BİR BAŞKA KİŞİ: Bunu, geçiş dönemi olarak algılamalısın.

KADIN: (Hüzünlü) Ne kadar süre? Ne için? Neyi beklediğimi bile bilmiyorken... Tanımlayamamak gibi bir korkuyla uyanıp pencereden bakmaya bile ürküyorken… Ne için, ne adına? Geceye sürünüp inen bir fahişeden ne eksiğim var? Omuz olmak istemek bu kadar kötü mü?

BİR BAŞKA KİŞİ: (Gülümser) Süreyi belirleyen ben değilim. Neyi beklediğini hep bildin. Başkalarının dip notlarını okurken kendininkilerden kaçtın. O yüzden sevdin bunu. Geceye sürünüp inen bir fahişeden bence eksiğin yok… Sorun sadece pratik.

KADIN: Bilmiyorum… Kalbimin uçup gitmesini, ardından da aklımın beni terk etmesini ve bunlara sebep olacak şeyin ne olduğunu bilmediğim sürece… Her şey boşlukta sallanan bir salıncaktan başka bir şey değil… Yerine göre her taraf karanlık ya da her taraf aydınlık… İkisinde de kocaman bir boşluk…

EFEKT: (Kapı açılır, zil sesi.)






BİR BAŞKA KİŞİ: Kalbin asla seni terk etmeyecek.

KADIN: (Meraklı) Bunu nasıl bilebiliyorsun?
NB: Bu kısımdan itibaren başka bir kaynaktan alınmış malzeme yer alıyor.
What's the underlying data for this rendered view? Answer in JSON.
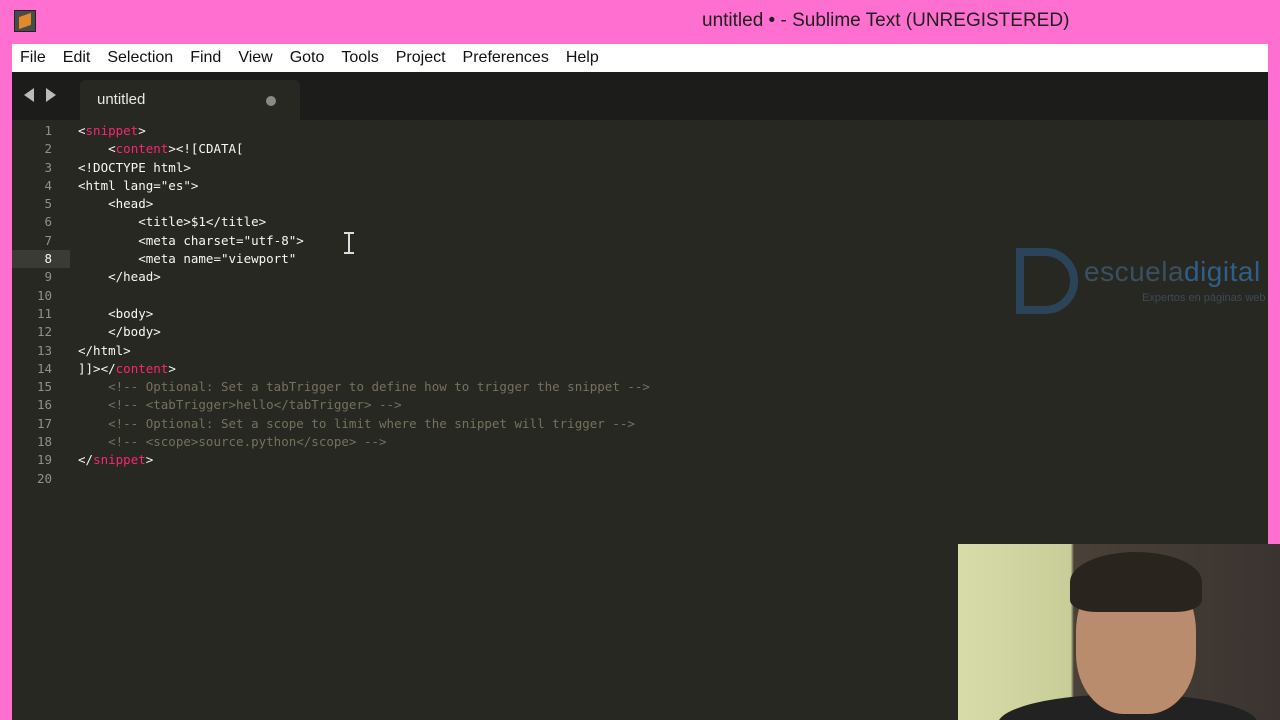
{
  "window": {
    "title": "untitled • - Sublime Text (UNREGISTERED)"
  },
  "menu": [
    "File",
    "Edit",
    "Selection",
    "Find",
    "View",
    "Goto",
    "Tools",
    "Project",
    "Preferences",
    "Help"
  ],
  "tab": {
    "label": "untitled",
    "modified": true
  },
  "editor": {
    "active_line": 8,
    "line_numbers": [
      "1",
      "2",
      "3",
      "4",
      "5",
      "6",
      "7",
      "8",
      "9",
      "10",
      "11",
      "12",
      "13",
      "14",
      "15",
      "16",
      "17",
      "18",
      "19",
      "20"
    ],
    "lines": [
      [
        [
          "t",
          "<"
        ],
        [
          "k",
          "snippet"
        ],
        [
          "t",
          ">"
        ]
      ],
      [
        [
          "t",
          "    <"
        ],
        [
          "k",
          "content"
        ],
        [
          "t",
          "><![CDATA["
        ]
      ],
      [
        [
          "t",
          "<!DOCTYPE html>"
        ]
      ],
      [
        [
          "t",
          "<html lang=\"es\">"
        ]
      ],
      [
        [
          "t",
          "    <head>"
        ]
      ],
      [
        [
          "t",
          "        <title>$1</title>"
        ]
      ],
      [
        [
          "t",
          "        <meta charset=\"utf-8\">"
        ]
      ],
      [
        [
          "t",
          "        <meta name=\"viewport\""
        ]
      ],
      [
        [
          "t",
          "    </head>"
        ]
      ],
      [
        [
          "t",
          ""
        ]
      ],
      [
        [
          "t",
          "    <body>"
        ]
      ],
      [
        [
          "t",
          "    </body>"
        ]
      ],
      [
        [
          "t",
          "</html>"
        ]
      ],
      [
        [
          "t",
          "]]></"
        ],
        [
          "k",
          "content"
        ],
        [
          "t",
          ">"
        ]
      ],
      [
        [
          "c",
          "    <!-- Optional: Set a tabTrigger to define how to trigger the snippet -->"
        ]
      ],
      [
        [
          "c",
          "    <!-- <tabTrigger>hello</tabTrigger> -->"
        ]
      ],
      [
        [
          "c",
          "    <!-- Optional: Set a scope to limit where the snippet will trigger -->"
        ]
      ],
      [
        [
          "c",
          "    <!-- <scope>source.python</scope> -->"
        ]
      ],
      [
        [
          "t",
          "</"
        ],
        [
          "k",
          "snippet"
        ],
        [
          "t",
          ">"
        ]
      ],
      [
        [
          "t",
          ""
        ]
      ]
    ]
  },
  "watermark": {
    "brand_1": "escuela",
    "brand_2": "digital",
    "tagline": "Expertos en páginas web"
  },
  "colors": {
    "titlebar": "#ff6fd0",
    "editor_bg": "#272822",
    "keyword": "#f92672",
    "comment": "#75715e",
    "text": "#f8f8f2"
  }
}
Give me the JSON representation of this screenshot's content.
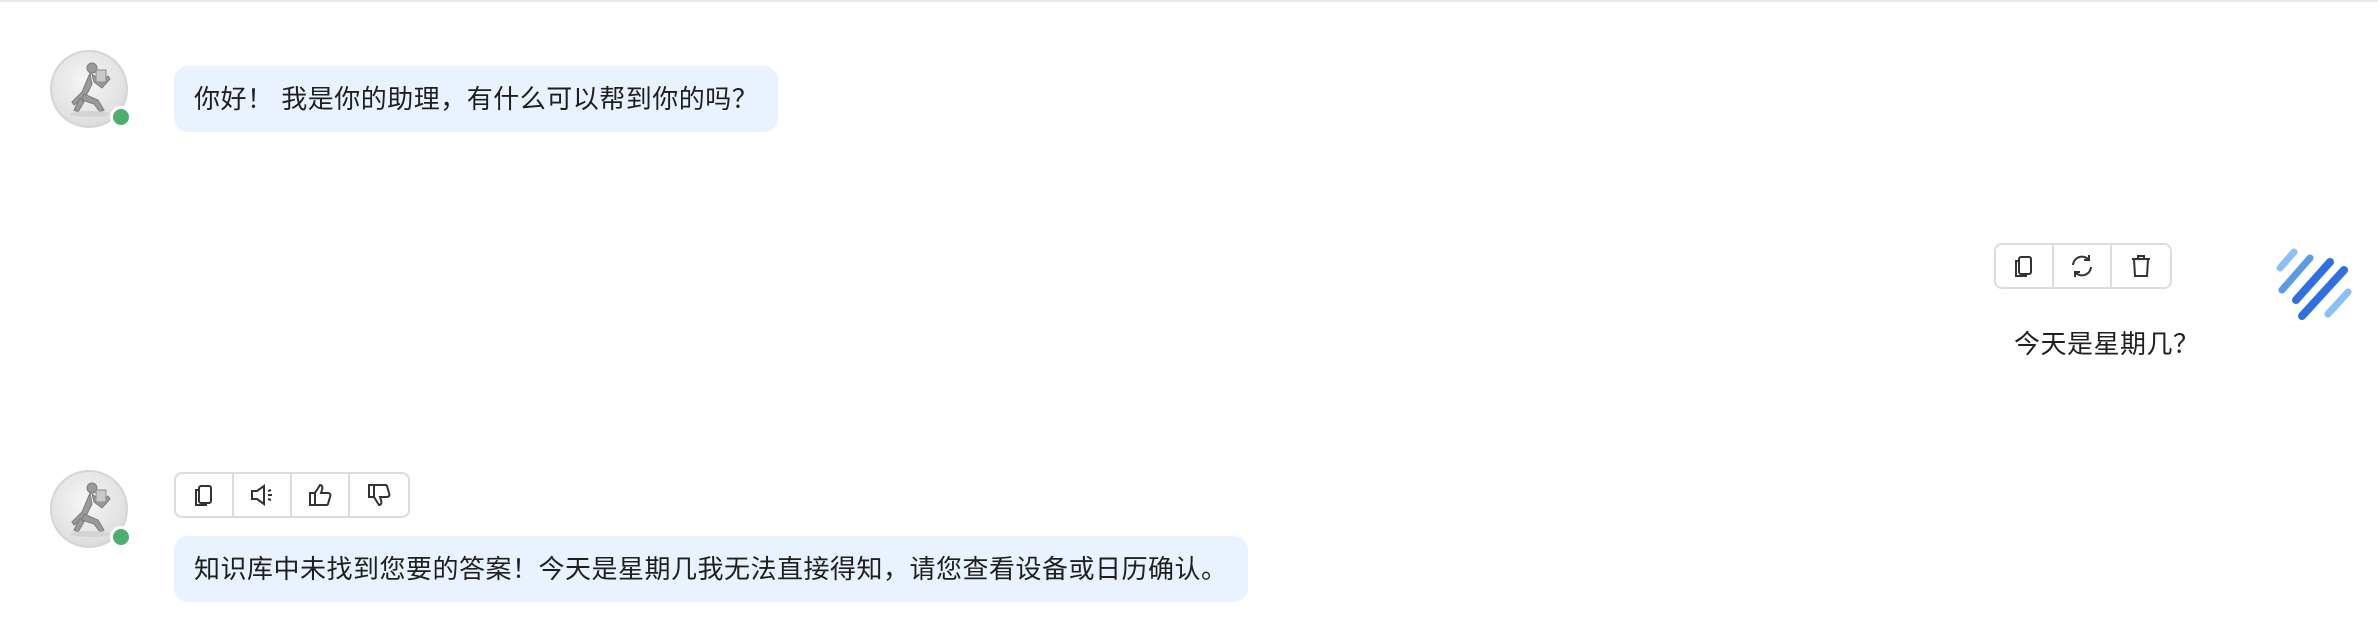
{
  "messages": [
    {
      "role": "assistant",
      "text": "你好！ 我是你的助理，有什么可以帮到你的吗？"
    },
    {
      "role": "user",
      "text": "今天是星期几？",
      "actions": [
        "copy-icon",
        "refresh-icon",
        "trash-icon"
      ]
    },
    {
      "role": "assistant",
      "text": "知识库中未找到您要的答案！今天是星期几我无法直接得知，请您查看设备或日历确认。",
      "actions": [
        "copy-icon",
        "speaker-icon",
        "thumbs-up-icon",
        "thumbs-down-icon"
      ]
    }
  ],
  "colors": {
    "bubble_bg": "#e8f3ff",
    "online_status": "#4caf6e",
    "user_logo_primary": "#2f6fe0",
    "user_logo_light": "#8cc0f5"
  }
}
BİR BAŞKA KİŞİ: Biliyorum. Kaybetmeye başladığın an kazandığının farkında olmak gibi bir güce sahibim. Bir yolcu otobüsünü süren bir şoför gibi yolunu ezberlemiş. Göçmen kuşlar gibi yolunu doğasından alan biriyim.

KADIN: Ben de severim yolculuğu. Ama şoförün uykuya dalma endişesinden gördüğüm görüntüleri birbirine karıştıran biriyim… En ön koltuklarda ve hep pencere kenarını seçerim. Hem önümde süzülüp giden hem yanımdan geçip giden görüntülerle sarmaş dolaş yolculuk etmeyi severim... Kısa aralıklarla da şoförü takip eden, ama hiç uyuyamayan biriyim. Arka koltukların birinden gelen bir bebeğin ağlama sesi bende ninni etkisi yaratmış olsa bile, gözyaşlarından dolan yüzünü bir düş kayığına benzetmiş olmak bile uyumama yeterli olamıyor… Sanırım uyudu bebek; bak, ben ise hâlâ uyanık.
EFEKT: (Kapı açılır, zil sesi.)

KADIN: Bakar mısınız? İki çay lütfen.

BİR BAŞKA KİŞİ: (Gülerek) Evet, bebek uyudu… Büyümeye devam ediyor hâlâ… Sonsuzluk rüyaları görüyor şimdi… Annesi de gözlerini kapattı… İkisi de akıp giden yolun üstünde düşlerle bir… Sana bir şey sorabilir miyim?

KADIN: Sen soru sormazsın sanıyordum. Sor bakalım.

BİR BAŞKA KİŞİ: Sigaranı yakmak için ateş aldığın adamı hatırlıyor musun?

KADIN: (Hüzünlü) Hatırlıyorum. Ama kimseye dikkatli bakmıyorum ki ben… Fark etme olasılığım düşüktür benim… Sanırım duygudaşlık yeteneğimi de kaybettim. Ama elleri üşümüştü; soğuk, buz gibi. Neden sordun?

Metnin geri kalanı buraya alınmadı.